After years of declines, highway fatalities were up through the first nine months of 2015 leaving officials scrambling to figure how to solve the problem.

After decades of relatively constant decline, U.S. highway deaths rose by a worrying 9% during the first nine months of 2015, according to federal safety regulators.

The increase comes at a time when auto recalls are running at record levels and as Americans spend more time on the road due to a recovering economy and plunging fuel prices. If the upward trend continued during the final quarter it would mark only the second time highway deaths were up for a full year during the last decade. At the current rate, Americans are dying on the road at the rate of two loaded 747s crashing every week.

“For decades, U.S. DOT has been driving safety improvements on our roads, and those efforts have resulted in a steady decline in highway deaths,” said U.S. Transportation Secretary Anthony Foxx in a statement. “But the apparent increase in 2015 is a signal that we need to do more.”

While final figures won’t be available until later this year, the National Highway Traffic Safety Administration estimates that 26,000 American drivers, passengers, bicyclists, motorcyclists and pedestrians were killed in traffic crashes between Jan. 1 and Sept. 30, 2015. A total of 23,976 were killed during the same period the year before, with the death toll at 32,675 for all of 2014.

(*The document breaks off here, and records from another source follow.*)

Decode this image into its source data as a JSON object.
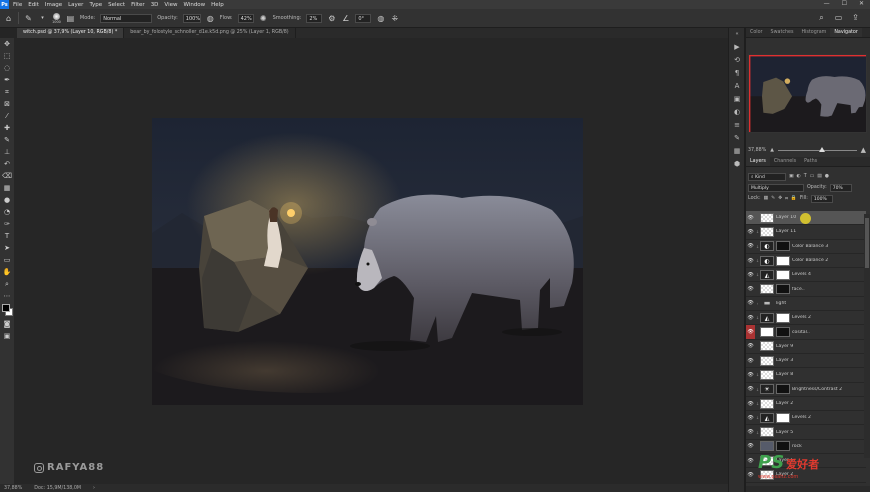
{
  "menubar": {
    "logo": "Ps",
    "items": [
      "File",
      "Edit",
      "Image",
      "Layer",
      "Type",
      "Select",
      "Filter",
      "3D",
      "View",
      "Window",
      "Help"
    ]
  },
  "options": {
    "brush_size": "1000",
    "mode_label": "Mode:",
    "mode_value": "Normal",
    "opacity_label": "Opacity:",
    "opacity_value": "100%",
    "flow_label": "Flow:",
    "flow_value": "42%",
    "smoothing_label": "Smoothing:",
    "smoothing_value": "2%",
    "angle_value": "0°"
  },
  "tabs": [
    {
      "label": "witch.psd @ 37,9% (Layer 10, RGB/8) *"
    },
    {
      "label": "bear_by_folostyle_schnoller_d1e.k5d.png @ 25% (Layer 1, RGB/8)"
    }
  ],
  "watermark": {
    "text": "RAFYA88"
  },
  "status": {
    "zoom": "37,88%",
    "doc": "Doc: 15,9M/138,0M"
  },
  "panel": {
    "top_tabs": [
      "Color",
      "Swatches",
      "Histogram",
      "Navigator"
    ],
    "navigator_zoom": "37,88%",
    "layer_tabs": [
      "Layers",
      "Channels",
      "Paths"
    ],
    "kind_label": "Kind",
    "blend_mode": "Multiply",
    "opacity_label": "Opacity:",
    "opacity_value": "70%",
    "lock_label": "Lock:",
    "fill_label": "Fill:",
    "fill_value": "100%"
  },
  "layers": [
    {
      "name": "Layer 10",
      "thumb": "check",
      "selected": true
    },
    {
      "name": "Layer 11",
      "thumb": "check"
    },
    {
      "name": "Color Balance 3",
      "thumb": "adj",
      "mask": "black"
    },
    {
      "name": "Color Balance 2",
      "thumb": "adj",
      "mask": "white"
    },
    {
      "name": "Levels 4",
      "thumb": "adj",
      "mask": "white"
    },
    {
      "name": "face..",
      "thumb": "adj",
      "mask": "black"
    },
    {
      "name": "light",
      "thumb": "folder"
    },
    {
      "name": "Levels 2",
      "thumb": "adj",
      "mask": "white"
    },
    {
      "name": "cosital..",
      "thumb": "white",
      "mask": "black",
      "red_eye": true
    },
    {
      "name": "Layer 9",
      "thumb": "check"
    },
    {
      "name": "Layer 3",
      "thumb": "check"
    },
    {
      "name": "Layer 8",
      "thumb": "check"
    },
    {
      "name": "Brightness/Contrast 2",
      "thumb": "adj",
      "mask": "black"
    },
    {
      "name": "Layer 2",
      "thumb": "check"
    },
    {
      "name": "Levels 2",
      "thumb": "adj",
      "mask": "white"
    },
    {
      "name": "Layer 5",
      "thumb": "check"
    },
    {
      "name": "rock",
      "thumb": "photo",
      "mask": "black"
    },
    {
      "name": "Layer 1",
      "thumb": "check"
    },
    {
      "name": "Layer 2",
      "thumb": "check"
    }
  ],
  "brand": {
    "ps": "PS",
    "cn": "爱好者",
    "url": "www.psahz.com"
  }
}
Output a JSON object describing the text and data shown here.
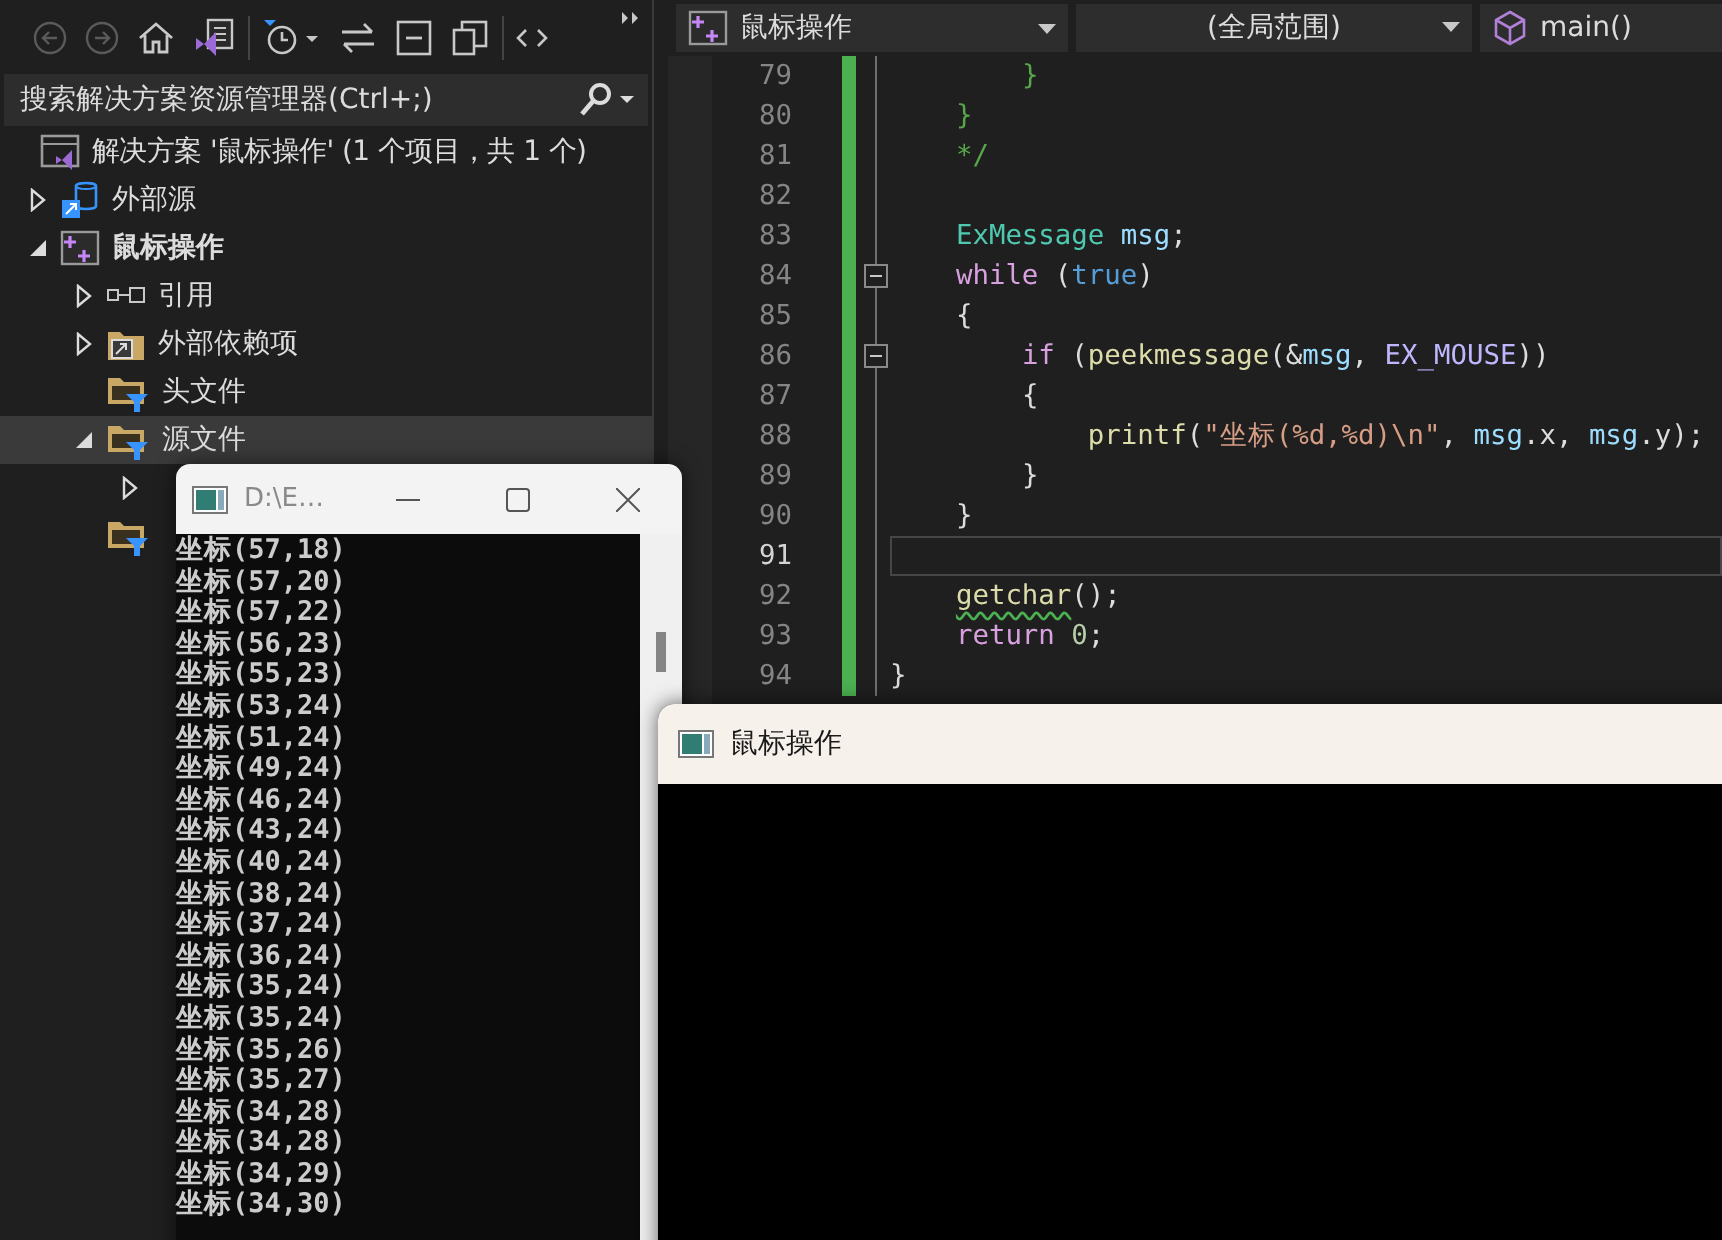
{
  "solution_explorer": {
    "toolbar_groups": [
      [
        {
          "kind": "back",
          "disabled": true
        },
        {
          "kind": "forward",
          "disabled": true
        },
        {
          "kind": "home",
          "disabled": false
        },
        {
          "kind": "switch-view",
          "disabled": false
        }
      ],
      [
        {
          "kind": "history",
          "disabled": false
        },
        {
          "kind": "sync",
          "disabled": false
        },
        {
          "kind": "collapse",
          "disabled": false
        },
        {
          "kind": "show-all",
          "disabled": false
        }
      ],
      [
        {
          "kind": "code",
          "disabled": false
        }
      ]
    ],
    "search": {
      "placeholder": "搜索解决方案资源管理器(Ctrl+;)"
    },
    "tree": [
      {
        "kind": "solution",
        "label": "解决方案 '鼠标操作' (1 个项目，共 1 个)",
        "selected": false,
        "children": [
          {
            "kind": "external-sources",
            "label": "外部源",
            "expanded": false,
            "selected": false
          },
          {
            "kind": "project",
            "label": "鼠标操作",
            "expanded": true,
            "selected": false,
            "children": [
              {
                "kind": "references",
                "label": "引用",
                "expanded": false,
                "selected": false
              },
              {
                "kind": "external-dependencies",
                "label": "外部依赖项",
                "expanded": false,
                "selected": false
              },
              {
                "kind": "filter-folder",
                "label": "头文件",
                "selected": false
              },
              {
                "kind": "filter-folder",
                "label": "源文件",
                "expanded": true,
                "selected": true,
                "children": [
                  {
                    "expanded": false,
                    "selected": false
                  }
                ]
              },
              {
                "kind": "filter-folder",
                "selected": false
              }
            ]
          }
        ]
      }
    ]
  },
  "editor": {
    "project_dropdown": "鼠标操作",
    "scope_dropdown": "(全局范围)",
    "member_dropdown": "main()",
    "lines": [
      {
        "number": "79",
        "current": false,
        "modified": true,
        "foldable": false,
        "tokens": [
          {
            "kind": "comment",
            "text": "        }"
          }
        ]
      },
      {
        "number": "80",
        "current": false,
        "modified": true,
        "foldable": false,
        "tokens": [
          {
            "kind": "comment",
            "text": "    }"
          }
        ]
      },
      {
        "number": "81",
        "current": false,
        "modified": true,
        "foldable": false,
        "tokens": [
          {
            "kind": "comment",
            "text": "    */"
          }
        ]
      },
      {
        "number": "82",
        "current": false,
        "modified": true,
        "foldable": false
      },
      {
        "number": "83",
        "current": false,
        "modified": true,
        "foldable": false,
        "tokens": [
          {
            "kind": "type",
            "text": "    ExMessage"
          },
          {
            "kind": "var",
            "text": " msg"
          },
          {
            "kind": "plain",
            "text": ";"
          }
        ]
      },
      {
        "number": "84",
        "current": false,
        "modified": true,
        "foldable": true,
        "tokens": [
          {
            "kind": "keyword",
            "text": "    while"
          },
          {
            "kind": "plain",
            "text": " ("
          },
          {
            "kind": "bool",
            "text": "true"
          },
          {
            "kind": "plain",
            "text": ")"
          }
        ]
      },
      {
        "number": "85",
        "current": false,
        "modified": true,
        "foldable": false,
        "tokens": [
          {
            "kind": "plain",
            "text": "    {"
          }
        ]
      },
      {
        "number": "86",
        "current": false,
        "modified": true,
        "foldable": true,
        "tokens": [
          {
            "kind": "keyword",
            "text": "        if"
          },
          {
            "kind": "plain",
            "text": " ("
          },
          {
            "kind": "func",
            "text": "peekmessage"
          },
          {
            "kind": "plain",
            "text": "(&"
          },
          {
            "kind": "var",
            "text": "msg"
          },
          {
            "kind": "plain",
            "text": ", "
          },
          {
            "kind": "macro",
            "text": "EX_MOUSE"
          },
          {
            "kind": "plain",
            "text": "))"
          }
        ]
      },
      {
        "number": "87",
        "current": false,
        "modified": true,
        "foldable": false,
        "tokens": [
          {
            "kind": "plain",
            "text": "        {"
          }
        ]
      },
      {
        "number": "88",
        "current": false,
        "modified": true,
        "foldable": false,
        "tokens": [
          {
            "kind": "func",
            "text": "            printf"
          },
          {
            "kind": "plain",
            "text": "("
          },
          {
            "kind": "string",
            "text": "\"坐标(%d,%d)\\n\""
          },
          {
            "kind": "plain",
            "text": ", "
          },
          {
            "kind": "var",
            "text": "msg"
          },
          {
            "kind": "plain",
            "text": ".x, "
          },
          {
            "kind": "var",
            "text": "msg"
          },
          {
            "kind": "plain",
            "text": ".y);"
          }
        ]
      },
      {
        "number": "89",
        "current": false,
        "modified": true,
        "foldable": false,
        "tokens": [
          {
            "kind": "plain",
            "text": "        }"
          }
        ]
      },
      {
        "number": "90",
        "current": false,
        "modified": true,
        "foldable": false,
        "tokens": [
          {
            "kind": "plain",
            "text": "    }"
          }
        ]
      },
      {
        "number": "91",
        "current": true,
        "modified": true,
        "foldable": false
      },
      {
        "number": "92",
        "current": false,
        "modified": true,
        "foldable": false,
        "tokens": [
          {
            "kind": "func",
            "text": "    getchar",
            "warning": true
          },
          {
            "kind": "plain",
            "text": "();"
          }
        ]
      },
      {
        "number": "93",
        "current": false,
        "modified": true,
        "foldable": false,
        "tokens": [
          {
            "kind": "keyword",
            "text": "    return"
          },
          {
            "kind": "number",
            "text": " 0"
          },
          {
            "kind": "plain",
            "text": ";"
          }
        ]
      },
      {
        "number": "94",
        "current": false,
        "modified": true,
        "foldable": false,
        "tokens": [
          {
            "kind": "plain",
            "text": "}"
          }
        ]
      }
    ]
  },
  "console_window": {
    "title": "D:\\E…",
    "lines": [
      "坐标(57,18)",
      "坐标(57,20)",
      "坐标(57,22)",
      "坐标(56,23)",
      "坐标(55,23)",
      "坐标(53,24)",
      "坐标(51,24)",
      "坐标(49,24)",
      "坐标(46,24)",
      "坐标(43,24)",
      "坐标(40,24)",
      "坐标(38,24)",
      "坐标(37,24)",
      "坐标(36,24)",
      "坐标(35,24)",
      "坐标(35,24)",
      "坐标(35,26)",
      "坐标(35,27)",
      "坐标(34,28)",
      "坐标(34,28)",
      "坐标(34,29)",
      "坐标(34,30)"
    ]
  },
  "graphics_window": {
    "title": "鼠标操作"
  }
}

That worked out to a fatality rate of 1.1 deaths for every 100 million miles traveled – a figure that more accurately accounts for the fact that Americans have been driving more as the economy recovers and gas prices plunge. In 2014, the fatality rate reached a historic low of just 1.05 per 100 million miles traveled. If the trend holds for all of 2015, it would come as the highest fatality rate since 2012, at 1.14 deaths per 100 million miles.

The uptick was not unexpected, NHTSA and various safety organizations having signaled the trend for months. In November, a federal report identified an 8% surge during the first half of the year, so the situation may be getting worse.

When that first-half report was release, NHTSA chief Mark Rosekind declared it, “a wake-up call.”

(Average new vehicle fuel economy improves in January. For more, Click Here.)

Automotive safety has become a headline issue for a variety of reasons in recent years. There have been a number of high-profile problems, such as the General Motors ignition switch scandal and the ongoing recall of vehicles using Takata airbags. Just yesterday, Honda confirmed it will add another 2.3 million vehicles to the Takata recall list.

But experts caution that these high-profile safety lapses are, at worst, a minor factor in the rising U.S. highway fatality rate. So far, just 10 deaths have been linked to the airbag issue, a bit more than 120 to the faulty GM ignition switches.

By comparison, nearly two fully loaded jumbo jets a week would have to fall from the sky to match last year’s fatality rate.

On the whole, air travel has become safer than ever, with only a handful of deaths over the past decade. Road travel has also seen significant improvements, fatalities dropping 40% since the 1970s peak. But NHTSA’s Rosekind recently told TheDetroitBureau.com that the agency’s goal is to get the figure down to zero.

(Click Here for more about the expanding Takata recall.)

Several automakers, including Nissan and Volvo, have set similar goals, and the industry, on the whole, has become more proactive on the subject. A new safety consortium pairing NHTSA and 18 major automakers was announced last month at the Detroit Auto Show. The goal is to push new technologies into production faster than might otherwise happen through the traditional regulatory process.

Another industry-government consortium, with 10 automotive participants, is expected to soon announce plans to make forward collision avoidance technology standard across the makers’ lines.

A new study by the Insurance Institute for Highway Safety last week found that forward collision warning systems were cutting the number of rear-end crashes reported to police by 23%. More advanced autonomous emergency braking systems delivered a 40% reduction.

(To see more about airbag control modules force recall of 5 million vehicles, Click Here.)

But such technologies will take decades to roll out across the vast U.S. fleet, proponents note, considering the average vehicle on the road is now 11 years old. That leaves safety proponents and regulators struggling to find ways to reverse last year’s unexpected upturn in fatalities.